Son avis est partagé par Oumar Seck Ndiaye, président de la branche africaine de l’Association mondiale des radios communautaires, qui cite l’exemple du Sénégal où des radios communautaires emploient un personnel issu d’un milieu dont elles connaissent les préoccupations et les réalités. «Les radios communautaires, qui travaillent dans les langues locales et auxquelles les communautés d'identifient, doivent jouer un grand rôle dans le développement agricole», a expliqué Ndiaye à IPS. Il a reconnu que même si les médias jouent leur partition dans le développement, il n'y a «malheureusement» pas d'indicateur pour certifier l'impact de leur rôle. Mais, les difficultés des médias ont été également relevées. «Les journalistes ne maîtrisent pas le langage scientifique et pour une meilleure compréhension entre eux et les chercheurs, il faut simplifier le langage et éviter le climat de méfiance qui sévit souvent entre les deux», a recommandé Sayouba Traoré, un journaliste malien producteur d’émissions rurales à Radio France internationale.
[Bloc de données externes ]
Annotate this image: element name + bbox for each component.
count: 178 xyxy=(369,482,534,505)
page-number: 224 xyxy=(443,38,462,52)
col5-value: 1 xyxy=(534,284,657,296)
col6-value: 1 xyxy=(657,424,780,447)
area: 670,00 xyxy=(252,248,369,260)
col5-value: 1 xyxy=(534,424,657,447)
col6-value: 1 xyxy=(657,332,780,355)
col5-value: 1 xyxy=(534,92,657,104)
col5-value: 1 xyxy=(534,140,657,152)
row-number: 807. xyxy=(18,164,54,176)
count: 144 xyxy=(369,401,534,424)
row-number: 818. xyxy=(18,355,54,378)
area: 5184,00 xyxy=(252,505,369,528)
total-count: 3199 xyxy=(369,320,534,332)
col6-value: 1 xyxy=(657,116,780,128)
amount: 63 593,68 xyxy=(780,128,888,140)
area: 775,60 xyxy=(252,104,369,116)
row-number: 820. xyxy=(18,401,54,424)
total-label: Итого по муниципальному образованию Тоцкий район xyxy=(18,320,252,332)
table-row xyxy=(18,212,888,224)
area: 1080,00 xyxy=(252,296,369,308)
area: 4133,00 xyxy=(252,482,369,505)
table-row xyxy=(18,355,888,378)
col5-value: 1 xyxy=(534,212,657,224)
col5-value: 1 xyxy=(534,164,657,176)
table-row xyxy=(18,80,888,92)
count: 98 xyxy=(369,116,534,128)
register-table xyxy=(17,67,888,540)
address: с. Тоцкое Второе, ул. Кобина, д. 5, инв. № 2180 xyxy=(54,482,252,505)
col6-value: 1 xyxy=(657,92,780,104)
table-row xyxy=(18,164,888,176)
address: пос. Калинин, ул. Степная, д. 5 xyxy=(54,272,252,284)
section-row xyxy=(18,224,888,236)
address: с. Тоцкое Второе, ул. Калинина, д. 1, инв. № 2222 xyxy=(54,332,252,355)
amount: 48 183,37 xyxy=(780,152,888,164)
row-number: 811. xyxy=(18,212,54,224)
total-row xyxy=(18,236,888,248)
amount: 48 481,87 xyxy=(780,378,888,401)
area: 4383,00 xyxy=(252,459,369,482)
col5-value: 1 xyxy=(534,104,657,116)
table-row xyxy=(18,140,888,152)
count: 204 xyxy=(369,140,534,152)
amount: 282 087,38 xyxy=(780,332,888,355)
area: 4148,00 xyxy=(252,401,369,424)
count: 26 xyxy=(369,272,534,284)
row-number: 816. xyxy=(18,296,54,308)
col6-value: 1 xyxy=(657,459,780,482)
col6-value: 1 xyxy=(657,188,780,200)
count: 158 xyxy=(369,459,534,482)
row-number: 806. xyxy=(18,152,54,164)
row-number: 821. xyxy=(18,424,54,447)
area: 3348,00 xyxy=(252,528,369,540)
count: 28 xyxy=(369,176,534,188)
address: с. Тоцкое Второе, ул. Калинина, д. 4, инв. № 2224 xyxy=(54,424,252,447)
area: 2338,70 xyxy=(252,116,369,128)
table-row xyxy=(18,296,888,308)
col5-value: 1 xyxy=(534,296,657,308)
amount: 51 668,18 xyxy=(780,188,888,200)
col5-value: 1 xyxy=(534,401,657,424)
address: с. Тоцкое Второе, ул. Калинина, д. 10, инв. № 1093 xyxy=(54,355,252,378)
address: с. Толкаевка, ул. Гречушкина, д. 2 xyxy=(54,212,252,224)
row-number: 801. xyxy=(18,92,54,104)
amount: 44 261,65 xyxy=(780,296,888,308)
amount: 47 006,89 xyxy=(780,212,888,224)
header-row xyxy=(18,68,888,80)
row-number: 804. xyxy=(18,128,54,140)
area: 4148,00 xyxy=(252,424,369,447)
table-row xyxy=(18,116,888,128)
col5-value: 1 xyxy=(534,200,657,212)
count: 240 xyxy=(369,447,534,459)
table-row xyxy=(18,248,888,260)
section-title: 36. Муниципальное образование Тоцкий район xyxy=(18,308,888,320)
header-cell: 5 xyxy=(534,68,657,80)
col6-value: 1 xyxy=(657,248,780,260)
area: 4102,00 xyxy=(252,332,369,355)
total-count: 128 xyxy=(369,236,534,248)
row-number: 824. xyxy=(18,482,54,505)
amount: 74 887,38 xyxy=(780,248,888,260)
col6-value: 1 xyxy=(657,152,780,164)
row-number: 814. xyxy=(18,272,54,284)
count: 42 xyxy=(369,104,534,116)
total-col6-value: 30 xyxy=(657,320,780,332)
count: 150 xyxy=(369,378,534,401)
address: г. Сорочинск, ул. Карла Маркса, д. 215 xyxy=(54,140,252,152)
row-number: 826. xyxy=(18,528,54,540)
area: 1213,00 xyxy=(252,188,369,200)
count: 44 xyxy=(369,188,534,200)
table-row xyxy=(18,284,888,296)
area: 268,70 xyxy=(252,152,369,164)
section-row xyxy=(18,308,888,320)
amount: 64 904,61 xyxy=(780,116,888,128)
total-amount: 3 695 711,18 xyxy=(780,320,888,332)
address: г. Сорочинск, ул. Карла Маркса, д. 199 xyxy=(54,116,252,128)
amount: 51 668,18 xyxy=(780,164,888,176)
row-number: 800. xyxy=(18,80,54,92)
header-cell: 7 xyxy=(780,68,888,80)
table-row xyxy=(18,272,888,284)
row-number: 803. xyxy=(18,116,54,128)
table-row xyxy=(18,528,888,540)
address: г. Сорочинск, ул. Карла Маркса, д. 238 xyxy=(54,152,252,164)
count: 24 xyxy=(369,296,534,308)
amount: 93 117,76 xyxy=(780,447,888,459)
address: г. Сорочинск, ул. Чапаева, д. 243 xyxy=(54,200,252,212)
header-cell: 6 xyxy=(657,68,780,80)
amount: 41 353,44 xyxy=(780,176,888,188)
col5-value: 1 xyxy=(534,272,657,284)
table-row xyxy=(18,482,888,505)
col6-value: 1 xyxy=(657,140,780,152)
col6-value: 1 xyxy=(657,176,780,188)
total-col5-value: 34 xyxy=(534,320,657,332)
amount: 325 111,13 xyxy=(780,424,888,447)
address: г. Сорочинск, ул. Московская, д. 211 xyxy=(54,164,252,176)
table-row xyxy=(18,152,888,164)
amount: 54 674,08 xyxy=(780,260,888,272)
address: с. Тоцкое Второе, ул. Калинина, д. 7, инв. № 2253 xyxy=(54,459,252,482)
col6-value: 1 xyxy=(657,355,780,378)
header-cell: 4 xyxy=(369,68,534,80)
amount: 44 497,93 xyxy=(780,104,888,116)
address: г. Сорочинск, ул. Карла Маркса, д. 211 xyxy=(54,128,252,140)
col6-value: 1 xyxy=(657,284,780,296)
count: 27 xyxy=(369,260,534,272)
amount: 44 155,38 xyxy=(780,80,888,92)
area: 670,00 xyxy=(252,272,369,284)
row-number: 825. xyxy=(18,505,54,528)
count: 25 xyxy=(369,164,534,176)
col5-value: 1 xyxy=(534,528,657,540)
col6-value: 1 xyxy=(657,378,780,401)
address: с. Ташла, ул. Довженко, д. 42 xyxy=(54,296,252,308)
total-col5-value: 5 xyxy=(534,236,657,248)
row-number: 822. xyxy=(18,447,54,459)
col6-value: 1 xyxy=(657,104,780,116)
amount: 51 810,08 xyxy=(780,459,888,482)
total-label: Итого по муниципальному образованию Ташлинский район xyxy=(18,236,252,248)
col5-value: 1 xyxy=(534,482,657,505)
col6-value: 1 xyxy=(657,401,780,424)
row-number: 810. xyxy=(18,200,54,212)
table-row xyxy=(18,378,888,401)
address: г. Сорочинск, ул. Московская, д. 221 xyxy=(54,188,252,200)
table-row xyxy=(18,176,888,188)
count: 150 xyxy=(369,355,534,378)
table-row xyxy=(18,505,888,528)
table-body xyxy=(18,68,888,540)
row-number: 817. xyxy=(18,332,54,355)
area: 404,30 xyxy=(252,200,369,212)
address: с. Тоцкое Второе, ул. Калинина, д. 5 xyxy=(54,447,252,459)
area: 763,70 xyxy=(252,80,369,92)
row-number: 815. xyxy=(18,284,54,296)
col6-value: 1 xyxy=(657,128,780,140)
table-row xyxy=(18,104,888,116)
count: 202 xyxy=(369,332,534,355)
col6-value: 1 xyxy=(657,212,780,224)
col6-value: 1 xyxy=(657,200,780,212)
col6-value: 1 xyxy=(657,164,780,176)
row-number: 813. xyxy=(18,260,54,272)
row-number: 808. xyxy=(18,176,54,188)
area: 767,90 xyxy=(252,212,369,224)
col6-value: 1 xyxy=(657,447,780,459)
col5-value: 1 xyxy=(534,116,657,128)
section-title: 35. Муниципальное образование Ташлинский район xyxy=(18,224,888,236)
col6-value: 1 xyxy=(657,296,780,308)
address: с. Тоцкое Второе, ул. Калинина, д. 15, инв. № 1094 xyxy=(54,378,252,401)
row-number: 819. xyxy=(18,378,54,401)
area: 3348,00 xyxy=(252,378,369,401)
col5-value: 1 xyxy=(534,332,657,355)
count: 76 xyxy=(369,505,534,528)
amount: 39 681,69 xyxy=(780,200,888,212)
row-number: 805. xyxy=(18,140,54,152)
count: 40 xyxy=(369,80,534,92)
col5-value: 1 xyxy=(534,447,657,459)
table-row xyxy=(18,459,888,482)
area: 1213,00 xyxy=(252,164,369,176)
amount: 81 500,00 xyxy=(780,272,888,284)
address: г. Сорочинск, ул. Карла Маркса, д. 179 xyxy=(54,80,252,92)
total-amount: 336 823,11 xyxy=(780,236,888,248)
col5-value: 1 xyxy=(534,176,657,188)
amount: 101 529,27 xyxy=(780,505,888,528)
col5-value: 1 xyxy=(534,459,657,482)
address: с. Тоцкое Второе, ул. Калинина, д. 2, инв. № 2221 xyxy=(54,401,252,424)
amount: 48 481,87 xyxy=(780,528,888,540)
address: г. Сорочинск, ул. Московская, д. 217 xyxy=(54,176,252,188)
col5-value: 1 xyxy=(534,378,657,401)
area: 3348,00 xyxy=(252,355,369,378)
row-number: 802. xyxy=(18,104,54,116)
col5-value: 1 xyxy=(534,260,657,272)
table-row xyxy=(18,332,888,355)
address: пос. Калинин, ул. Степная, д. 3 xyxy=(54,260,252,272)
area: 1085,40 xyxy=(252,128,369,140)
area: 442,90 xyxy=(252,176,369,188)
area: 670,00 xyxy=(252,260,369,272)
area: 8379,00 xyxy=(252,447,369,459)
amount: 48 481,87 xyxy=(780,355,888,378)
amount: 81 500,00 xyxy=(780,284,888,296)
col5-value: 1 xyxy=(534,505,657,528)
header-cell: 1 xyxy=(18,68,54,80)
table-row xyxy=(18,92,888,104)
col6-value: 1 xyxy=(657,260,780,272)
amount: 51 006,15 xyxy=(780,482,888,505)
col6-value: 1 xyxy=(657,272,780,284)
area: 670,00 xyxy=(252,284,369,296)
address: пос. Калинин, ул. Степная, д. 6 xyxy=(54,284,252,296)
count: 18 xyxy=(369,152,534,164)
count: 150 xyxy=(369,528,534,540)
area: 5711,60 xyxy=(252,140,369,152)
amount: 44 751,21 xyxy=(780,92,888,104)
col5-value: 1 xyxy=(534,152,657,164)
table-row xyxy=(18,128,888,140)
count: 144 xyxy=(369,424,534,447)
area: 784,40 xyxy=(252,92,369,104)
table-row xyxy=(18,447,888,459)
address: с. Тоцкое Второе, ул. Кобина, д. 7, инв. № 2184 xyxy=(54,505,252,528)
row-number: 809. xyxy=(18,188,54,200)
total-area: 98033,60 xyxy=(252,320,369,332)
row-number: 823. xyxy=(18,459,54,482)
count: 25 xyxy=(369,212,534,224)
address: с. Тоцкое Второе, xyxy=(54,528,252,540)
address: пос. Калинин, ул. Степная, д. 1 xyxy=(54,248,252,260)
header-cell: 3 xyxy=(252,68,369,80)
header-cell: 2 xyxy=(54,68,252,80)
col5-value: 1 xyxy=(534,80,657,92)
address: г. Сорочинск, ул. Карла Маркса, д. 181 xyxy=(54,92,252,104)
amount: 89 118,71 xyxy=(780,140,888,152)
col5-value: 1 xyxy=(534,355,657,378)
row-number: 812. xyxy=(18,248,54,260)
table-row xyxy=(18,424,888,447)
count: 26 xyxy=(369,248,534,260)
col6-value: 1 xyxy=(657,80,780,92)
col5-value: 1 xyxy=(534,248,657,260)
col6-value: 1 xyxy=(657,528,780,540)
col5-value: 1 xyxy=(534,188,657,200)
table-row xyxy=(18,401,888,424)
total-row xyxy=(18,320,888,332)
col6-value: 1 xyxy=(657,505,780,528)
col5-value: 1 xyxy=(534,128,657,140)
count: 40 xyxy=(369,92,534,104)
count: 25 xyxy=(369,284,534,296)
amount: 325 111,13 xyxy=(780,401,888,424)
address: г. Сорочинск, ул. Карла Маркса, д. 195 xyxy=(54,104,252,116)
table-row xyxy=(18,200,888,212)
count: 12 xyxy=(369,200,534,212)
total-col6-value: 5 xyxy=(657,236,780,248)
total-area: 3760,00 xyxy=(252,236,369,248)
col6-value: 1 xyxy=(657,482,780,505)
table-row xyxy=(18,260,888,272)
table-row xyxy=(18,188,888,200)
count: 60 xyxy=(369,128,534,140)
Il a souligné la nécessité de renforcer les capacités des médias dans les pays ACP.

«Il faudra penser désormais à comment apporter un soutien aux professionnels des médias pour réduire les difficultés, afin qu’ils s’attaquent aux questions de développement», a soutenu Tumi Makgabo, journaliste sud-africaine et ancienne présentatrice à la chaîne américaine CNN. Soulignant le rôle capital des médias dans le développement agricole et le développement global du continent, elle a insisté sur la formation des professionnels pour cet objectif.

Pour sa part, le représentant du sécréterait exécutif Nouveau partenariat pour le développement de l’Afrique (NEPAD), Olekorede willoughby, affirme que leur institution est consciente du rôle des médias dans le développement. «C’est pourquoi nous avons un programme de formation des journalistes qui travaillent sur la thématique agricole», a-t-il dit, indiquant que le rôle des médias dans la dissémination de l’information est «absolument crucial».

Falilou Diagne, membre de l'Union des groupements paysans du Sénégal, reconnaît, de son côté, que les agriculteurs doivent démultiplier ce qu'ils font. «Les médias sont là pour véhiculer l'information et nous aider à échanger les connaissances». Mais, il a toutefois déploré un fossé entre les médias et le monde rural, qui, a-t-il dit, «ne va pas vers les médias, et ces derniers ne vont pas vers les producteurs, alors que les deux entités devraient être complémentaires». «Il est nécessaire de renforcer les relations entre les journalistes, les producteurs agricoles et les décideurs politiques», estime Gladson Makowa, un journaliste du Malawi.

«Tous les jours, les histoires sur l’environnement, l’agriculture nous parviennent par les chaînes câblées alors que chez nous, dans nos médias, la politique prend le pas sur le reste et tant qu’il n’y a pas de catastrophe, on ne s’intéresse pas à l’agriculture», a déploré la journaliste kényane Violet Otindo, lauréate du Prix «African Journalist Awards 2009» décerné par CNN.

Moctar Coulibaly, directeur exécutif de l'Alliance des radios communautaire du Mali, a expliqué à IPS que les agriculteurs ont des idées et tant que les médias n'auront pas la capacité de les mettre au centre du débat, «nous allons peiner à atteindre nos objectifs en vue du développement agricole». Traoré a exhorté les journalistes à traiter les paysans et acteurs du monde rural avec plus de considération en tant qu’agents de développement.

Hansjörg Neun, directeur du Centre technique de coopération pour le développement rural et agricole de l’Union européenne et des pays ACP, estime que l'agriculture, qui a un rôle majeur dans la fourniture de la nourriture tout en offrant des emplois et des revenus, doit se pratiquer d'une manière durable. «Il est nécessaire de sensibiliser aussi bien le grand public que les gouvernements sur l’importance d’investir dans l'agriculture, et cela passe par la communication, les médias», a-t-il ajouté.